Despite Santa’s propensity for selfless gift-giving, he has a rather low pass rating of 3. He’s also quite slow – must be all the milk and cookies – but he can throw it down with the best of them thanks to his dunk rating of 9, and swat shots with ease owing to his block rating of 10. He can also knock down shots inside and outside the arc, and come through in the clutch; only fitting for someone who can deliver so many gifts in a single night! Elves Boom and Shaka – both much shorter in stature than the towering Kris Kringle – have very different ratings. Shaka can dribble and shoot, while Boom is a Spud Webb-style high flyer. They’re a fun extra in an arcade title like NBA Jam.

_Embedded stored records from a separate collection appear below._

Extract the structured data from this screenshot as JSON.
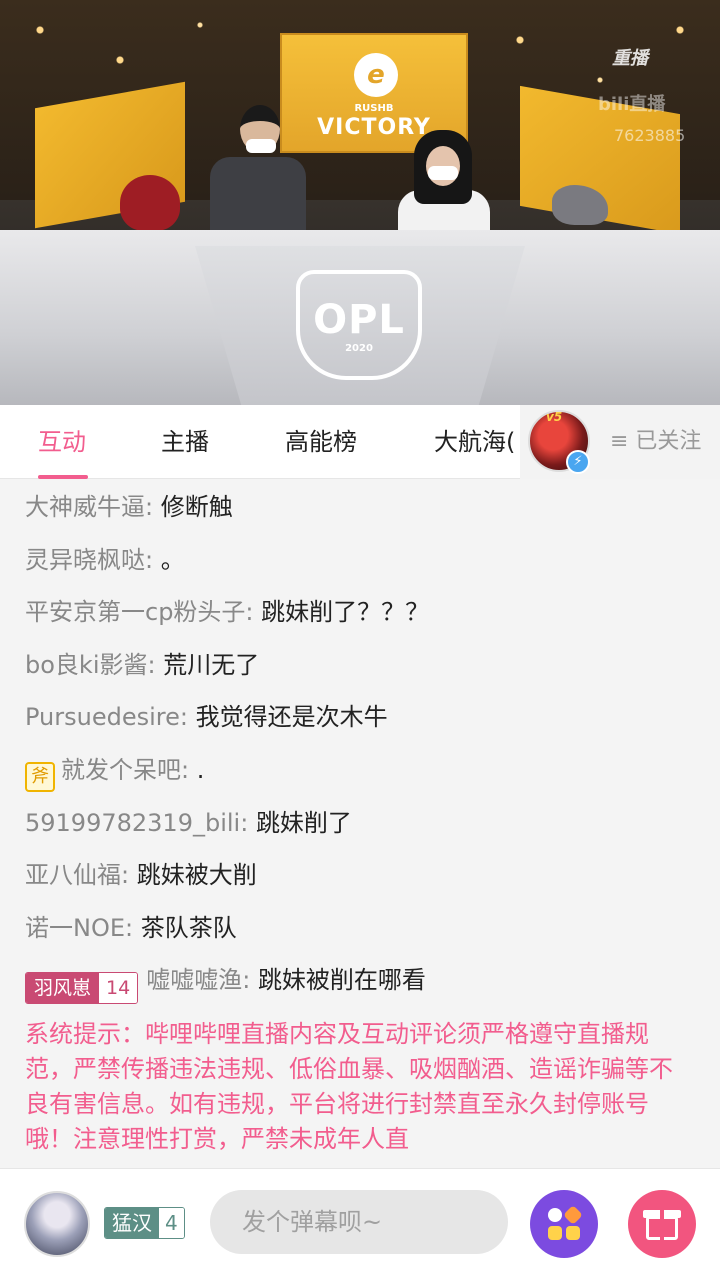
{
  "video": {
    "screen_team": "RUSHB",
    "screen_headline": "VICTORY",
    "screen_logo_glyph": "e",
    "stage_badge": "OPL",
    "stage_year": "2020",
    "replay_label": "重播",
    "platform_watermark": "bili直播",
    "room_id_partial": "7623885",
    "streamer_level_mark": "v5"
  },
  "tabs": [
    {
      "label": "互动",
      "active": true
    },
    {
      "label": "主播",
      "active": false
    },
    {
      "label": "高能榜",
      "active": false
    },
    {
      "label": "大航海(",
      "active": false
    }
  ],
  "follow": {
    "label": "≡ 已关注",
    "verified_icon": "lightning-icon"
  },
  "chat": {
    "messages": [
      {
        "user": "大神威牛逼:",
        "text": "修断触"
      },
      {
        "user": "灵异晓枫哒:",
        "text": "。"
      },
      {
        "user": "平安京第一cp粉头子:",
        "text": "跳妹削了？？？"
      },
      {
        "user": "bo良ki影酱:",
        "text": "荒川无了"
      },
      {
        "user": "Pursuedesire:",
        "text": "我觉得还是次木牛"
      },
      {
        "user": "就发个呆吧:",
        "text": ".",
        "badge": "斧"
      },
      {
        "user": "59199782319_bili:",
        "text": "跳妹削了"
      },
      {
        "user": "亚八仙福:",
        "text": "跳妹被大削"
      },
      {
        "user": "诺一NOE:",
        "text": "茶队茶队"
      },
      {
        "user": "嘘嘘嘘渔:",
        "text": "跳妹被削在哪看",
        "medal_name": "羽风崽",
        "medal_level": "14"
      }
    ],
    "system_notice": "系统提示：哔哩哔哩直播内容及互动评论须严格遵守直播规范，严禁传播违法违规、低俗血暴、吸烟酗酒、造谣诈骗等不良有害信息。如有违规，平台将进行封禁直至永久封停账号哦！注意理性打赏，严禁未成年人直"
  },
  "bottom": {
    "medal_name": "猛汉",
    "medal_level": "4",
    "input_placeholder": "发个弹幕呗~"
  },
  "colors": {
    "accent": "#f25d8e",
    "username": "#888888",
    "medal_pink": "#c94a73",
    "medal_teal": "#5d8f86",
    "func_button": "#7c4be0"
  }
}
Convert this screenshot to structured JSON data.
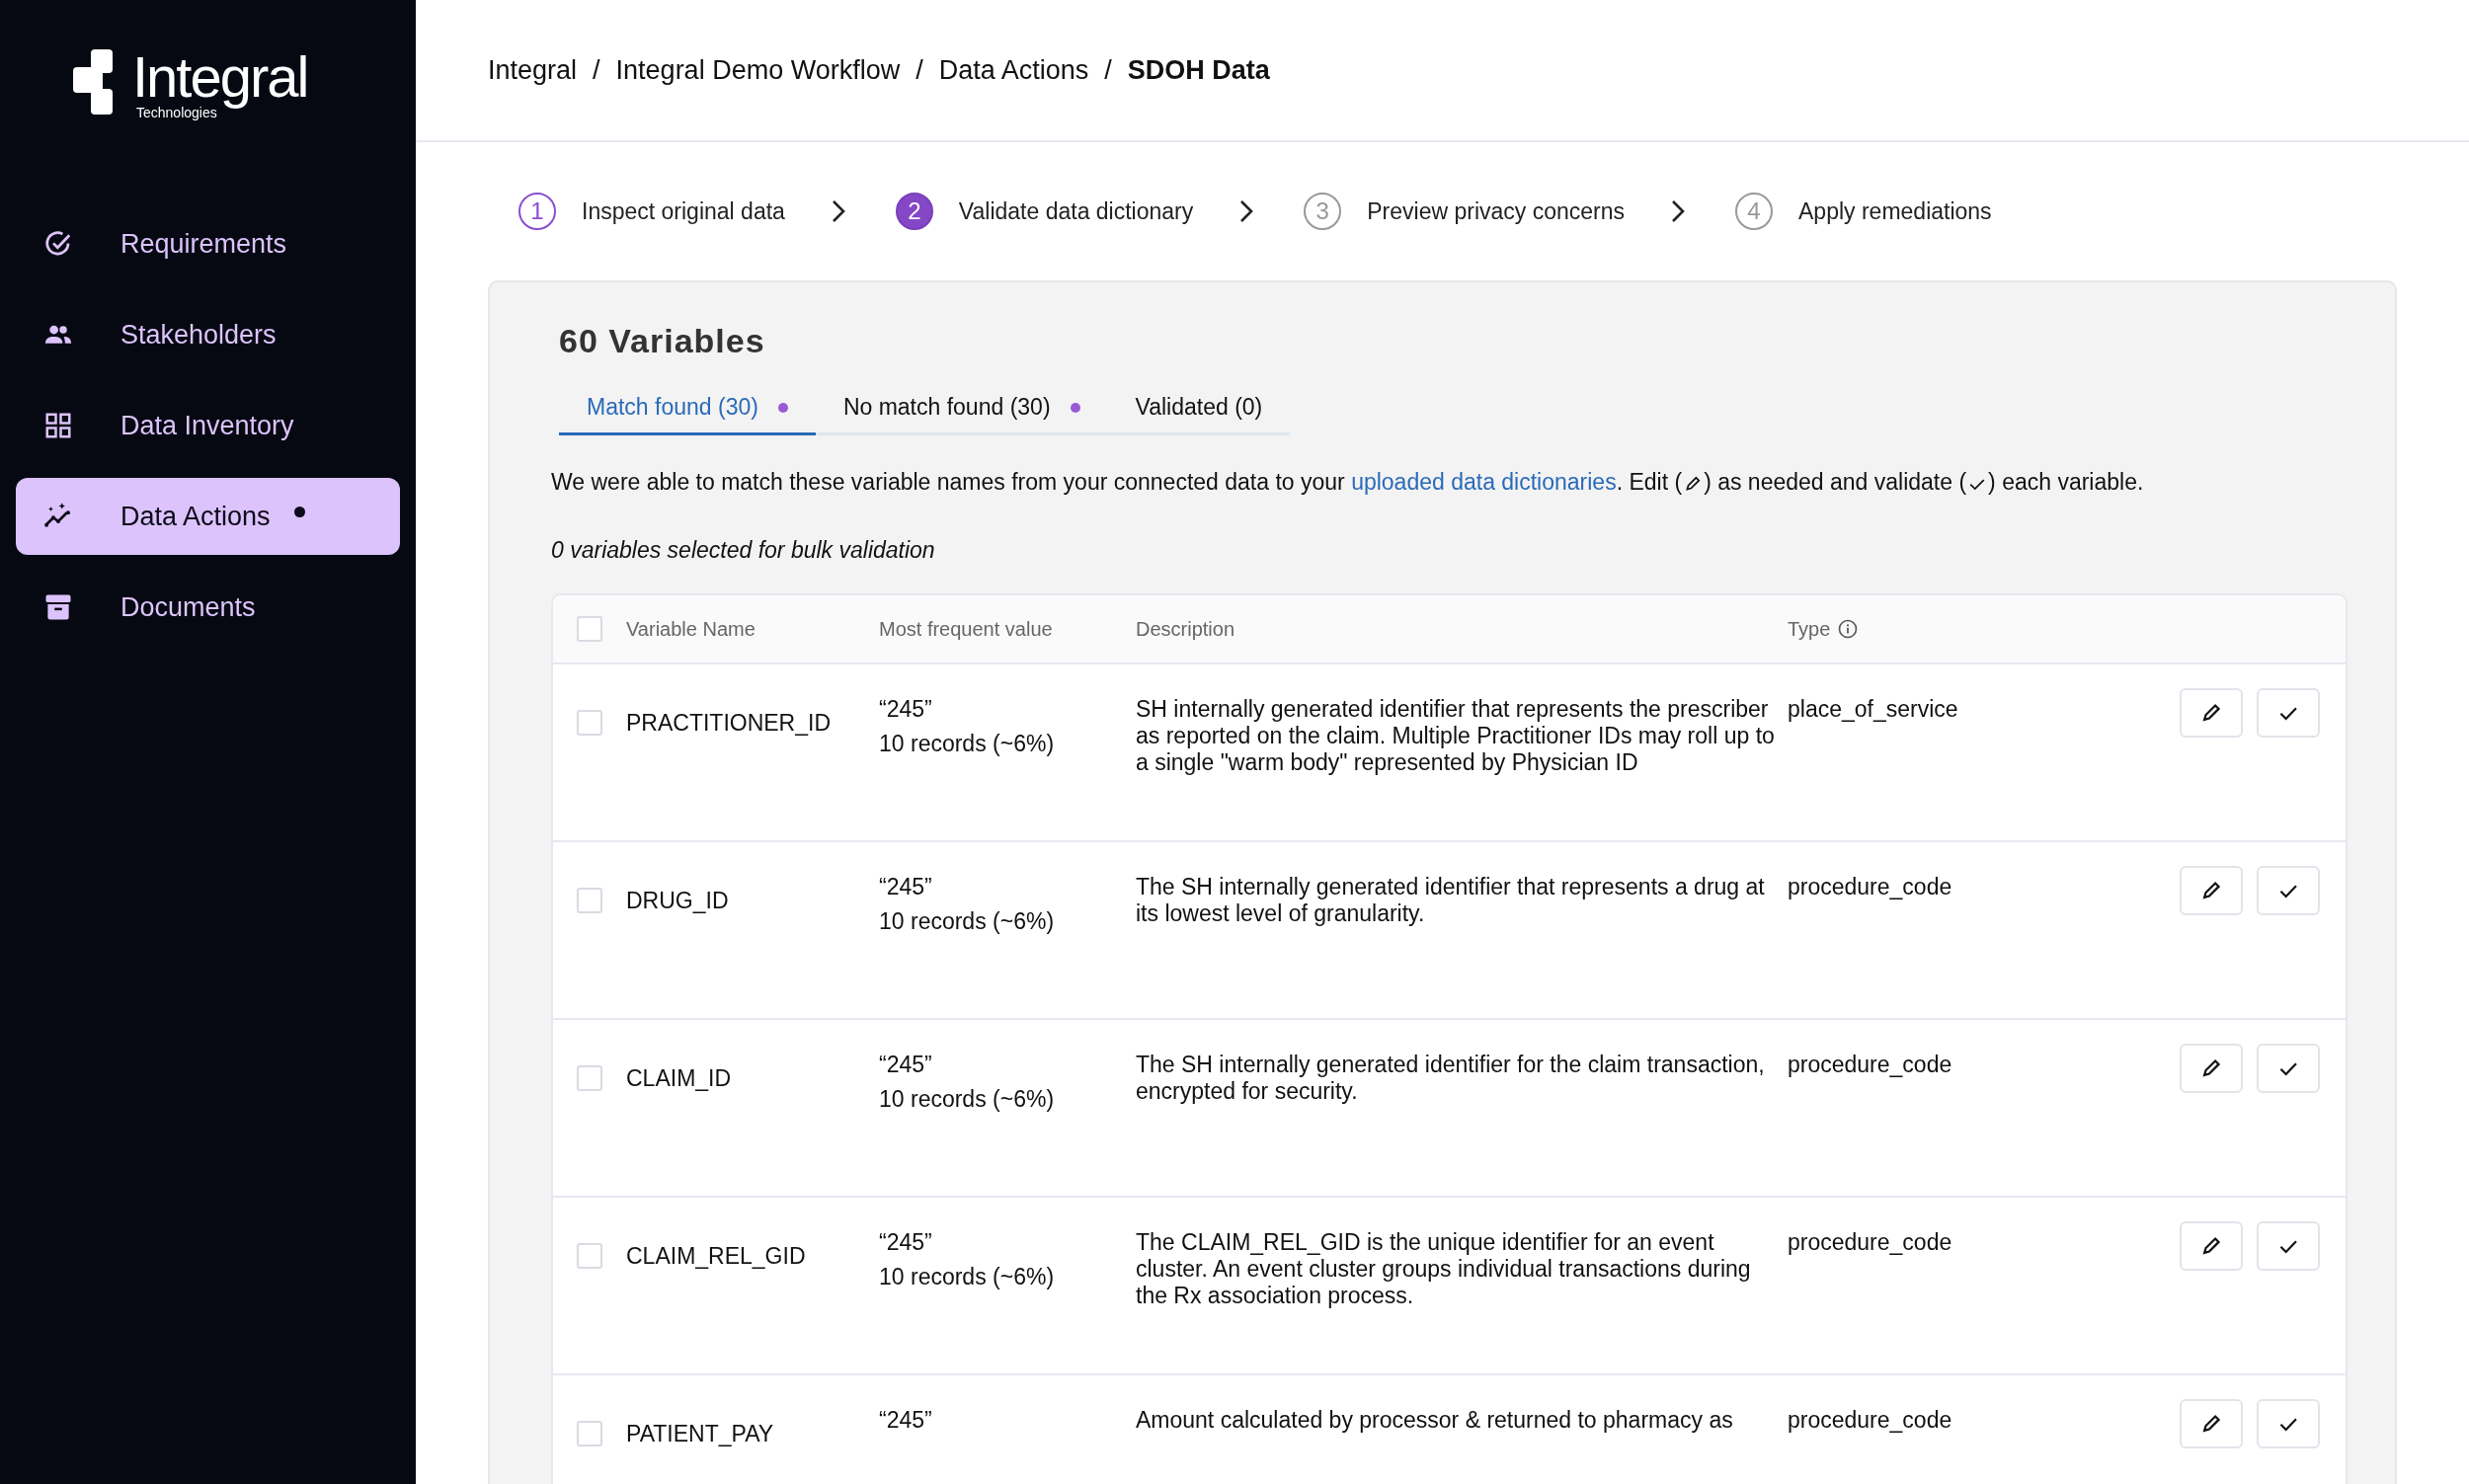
{
  "sidebar": {
    "logo": {
      "name": "Integral",
      "subtitle": "Technologies"
    },
    "items": [
      {
        "label": "Requirements",
        "selected": false,
        "dot": false
      },
      {
        "label": "Stakeholders",
        "selected": false,
        "dot": false
      },
      {
        "label": "Data Inventory",
        "selected": false,
        "dot": false
      },
      {
        "label": "Data Actions",
        "selected": true,
        "dot": true
      },
      {
        "label": "Documents",
        "selected": false,
        "dot": false
      }
    ]
  },
  "breadcrumb": {
    "separator": "/",
    "items": [
      "Integral",
      "Integral Demo Workflow",
      "Data Actions",
      "SDOH Data"
    ]
  },
  "steps": [
    {
      "number": "1",
      "label": "Inspect original data",
      "done": true,
      "selected": false
    },
    {
      "number": "2",
      "label": "Validate data dictionary",
      "done": false,
      "selected": true
    },
    {
      "number": "3",
      "label": "Preview privacy concerns",
      "done": false,
      "selected": false
    },
    {
      "number": "4",
      "label": "Apply remediations",
      "done": false,
      "selected": false
    }
  ],
  "card": {
    "title": "60 Variables",
    "tabs": [
      {
        "label": "Match found (30)",
        "selected": true,
        "dot": true
      },
      {
        "label": "No match found (30)",
        "selected": false,
        "dot": true
      },
      {
        "label": "Validated (0)",
        "selected": false,
        "dot": false
      }
    ],
    "instructions": [
      {
        "kind": "text",
        "text": "We were able to match these variable names from your connected data to your "
      },
      {
        "kind": "link",
        "text": "uploaded data dictionaries"
      },
      {
        "kind": "text",
        "text": ". Edit ("
      },
      {
        "kind": "edit-icon"
      },
      {
        "kind": "text",
        "text": ") as needed and validate ("
      },
      {
        "kind": "check-icon"
      },
      {
        "kind": "text",
        "text": ") each variable."
      }
    ],
    "selection_note": "0 variables selected for bulk validation",
    "table": {
      "select_all_checked": false,
      "columns": [
        "Variable Name",
        "Most frequent value",
        "Description",
        "Type"
      ],
      "rows": [
        {
          "checked": false,
          "name": "PRACTITIONER_ID",
          "value": "“245”",
          "records": "10 records (~6%)",
          "description": "SH internally generated identifier that represents the prescriber as reported on the claim. Multiple Practitioner IDs may roll up to a single \"warm body\" represented by Physician ID",
          "type": "place_of_service"
        },
        {
          "checked": false,
          "name": "DRUG_ID",
          "value": "“245”",
          "records": "10 records (~6%)",
          "description": "The SH internally generated identifier that represents a drug at its lowest level of granularity.",
          "type": "procedure_code"
        },
        {
          "checked": false,
          "name": "CLAIM_ID",
          "value": "“245”",
          "records": "10 records (~6%)",
          "description": "The SH internally generated identifier for the claim transaction, encrypted for security.",
          "type": "procedure_code"
        },
        {
          "checked": false,
          "name": "CLAIM_REL_GID",
          "value": "“245”",
          "records": "10 records (~6%)",
          "description": "The CLAIM_REL_GID is the unique identifier for an event cluster. An event cluster groups individual transactions during the Rx association process.",
          "type": "procedure_code"
        },
        {
          "checked": false,
          "name": "PATIENT_PAY",
          "value": "“245”",
          "description": "Amount calculated by processor & returned to pharmacy as",
          "type": "procedure_code"
        }
      ]
    }
  }
}
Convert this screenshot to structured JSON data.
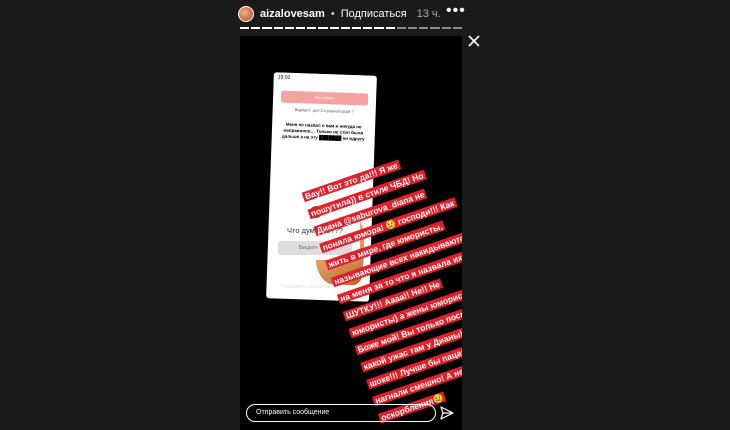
{
  "header": {
    "username": "aizalovesam",
    "separator": "•",
    "follow_label": "Подписаться",
    "time": "13 ч."
  },
  "story": {
    "screenshot": {
      "status_time": "19:02",
      "pink_button_label": "Что нового",
      "question_small": "Вариант: для 2-х разногласий ?",
      "message": "Меня не назвал я вам и никуда не направляли… Только не стоп были дальше а на эту ███████ ни вдругу"
    },
    "question_card": {
      "title": "Что думаете???",
      "input_placeholder": "Введите текст"
    },
    "mini_send_label": "Отправить сообщение",
    "caption": "Вау!! Вот это да!!! Я же пошутила)) в стиле ЧБД! Но Диана @saburova_diana не поняла юмора! 😢 господи!!! Как жить в мире, где юмористы, называющие всех накидываются на меня за то что я назвала их… В ШУТКУ!!! Аааа!! Не!! Не юмористы) а жены юмористов!! О Боже мой! Вы только посмотрите какой ужас там у Дианы! Я в шоке!!! Лучше бы пацаны на меня нагнали смешно! А не эти оскорбления😢",
    "reply_placeholder": "Отправить сообщение"
  },
  "colors": {
    "caption_bg": "#e0202a",
    "page_bg": "#1a1a1a"
  }
}
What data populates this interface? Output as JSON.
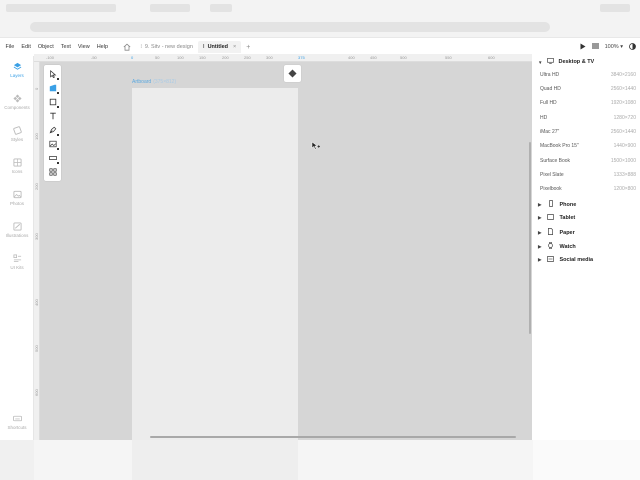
{
  "menubar": {
    "menus": [
      "File",
      "Edit",
      "Object",
      "Text",
      "View",
      "Help"
    ],
    "tabs": [
      {
        "label": "9. Sitv - new design",
        "active": false
      },
      {
        "label": "Untitled",
        "active": true
      }
    ],
    "tab_close": "×",
    "new_tab": "+",
    "zoom": "100%",
    "zoom_caret": "▾"
  },
  "rail": {
    "items": [
      {
        "label": "Layers",
        "icon": "layers-icon",
        "active": true
      },
      {
        "label": "Components",
        "icon": "components-icon",
        "active": false
      },
      {
        "label": "Styles",
        "icon": "styles-icon",
        "active": false
      },
      {
        "label": "Icons",
        "icon": "icons-icon",
        "active": false
      },
      {
        "label": "Photos",
        "icon": "photos-icon",
        "active": false
      },
      {
        "label": "Illustrations",
        "icon": "illustrations-icon",
        "active": false
      },
      {
        "label": "UI Kits",
        "icon": "ui-kits-icon",
        "active": false
      }
    ],
    "shortcuts": "Shortcuts"
  },
  "ruler": {
    "ticks": [
      "-100",
      "-50",
      "0",
      "50",
      "100",
      "150",
      "200",
      "250",
      "300",
      "375",
      "400",
      "450",
      "500",
      "550",
      "600"
    ],
    "vticks": [
      "0",
      "100",
      "200",
      "300",
      "400",
      "500",
      "600"
    ]
  },
  "canvas": {
    "artboard_name": "Artboard",
    "artboard_dims": "(375×812)"
  },
  "right_panel": {
    "section": "Desktop & TV",
    "presets": [
      {
        "name": "Ultra HD",
        "size": "3840×2160"
      },
      {
        "name": "Quad HD",
        "size": "2560×1440"
      },
      {
        "name": "Full HD",
        "size": "1920×1080"
      },
      {
        "name": "HD",
        "size": "1280×720"
      },
      {
        "name": "iMac 27\"",
        "size": "2560×1440"
      },
      {
        "name": "MacBook Pro 15\"",
        "size": "1440×900"
      },
      {
        "name": "Surface Book",
        "size": "1500×1000"
      },
      {
        "name": "Pixel Slate",
        "size": "1333×888"
      },
      {
        "name": "Pixelbook",
        "size": "1200×800"
      }
    ],
    "categories": [
      {
        "name": "Phone",
        "icon": "phone-icon"
      },
      {
        "name": "Tablet",
        "icon": "tablet-icon"
      },
      {
        "name": "Paper",
        "icon": "paper-icon"
      },
      {
        "name": "Watch",
        "icon": "watch-icon"
      },
      {
        "name": "Social media",
        "icon": "social-media-icon"
      }
    ]
  },
  "colors": {
    "accent": "#3aa0e6",
    "canvas": "#d6d6d6",
    "artboard": "#ececec"
  }
}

In NBA Live and NBA 2K, the holiday season has also meant additional content such as festive player clothing in the career modes, special packs, cards, and challenges in Ultimate Team and MyTEAM, and gifts in the form of Locker Codes and other such giveaways. Putting aside a bungled situation with a Pink Diamond LeBron James card last year, it’s been a time of fun, generosity and goodwill on the virtual hardwood, though admittedly also a way of generating recurrent revenue with seasonal content. NBA 2K Playgrounds 2 also added a Christmas-themed Playground and outfits in Patch 1.04. The latter are only available in premium packs, however. (Bah! Humbug!)
The holidays can be as stressful as they are joyful, and while many of us do enjoy the festive season, for others it’s a difficult time. I’m therefore taking the opportunity to send out good wishes to everyone. I hope you’re enjoying the holiday season, and that if times are tough, good things are right around the corner. Enjoy the festivities, and hitting up the virtual hardwood if you feel so inclined today. From jerseys and special presentation to secret characters and gifted content, basketball video games have a way of putting us in the Christmas spirit. Be safe, happy, and healthy, and thanks for going Wayback with me throughout 2019! More retro fun is coming in 2020.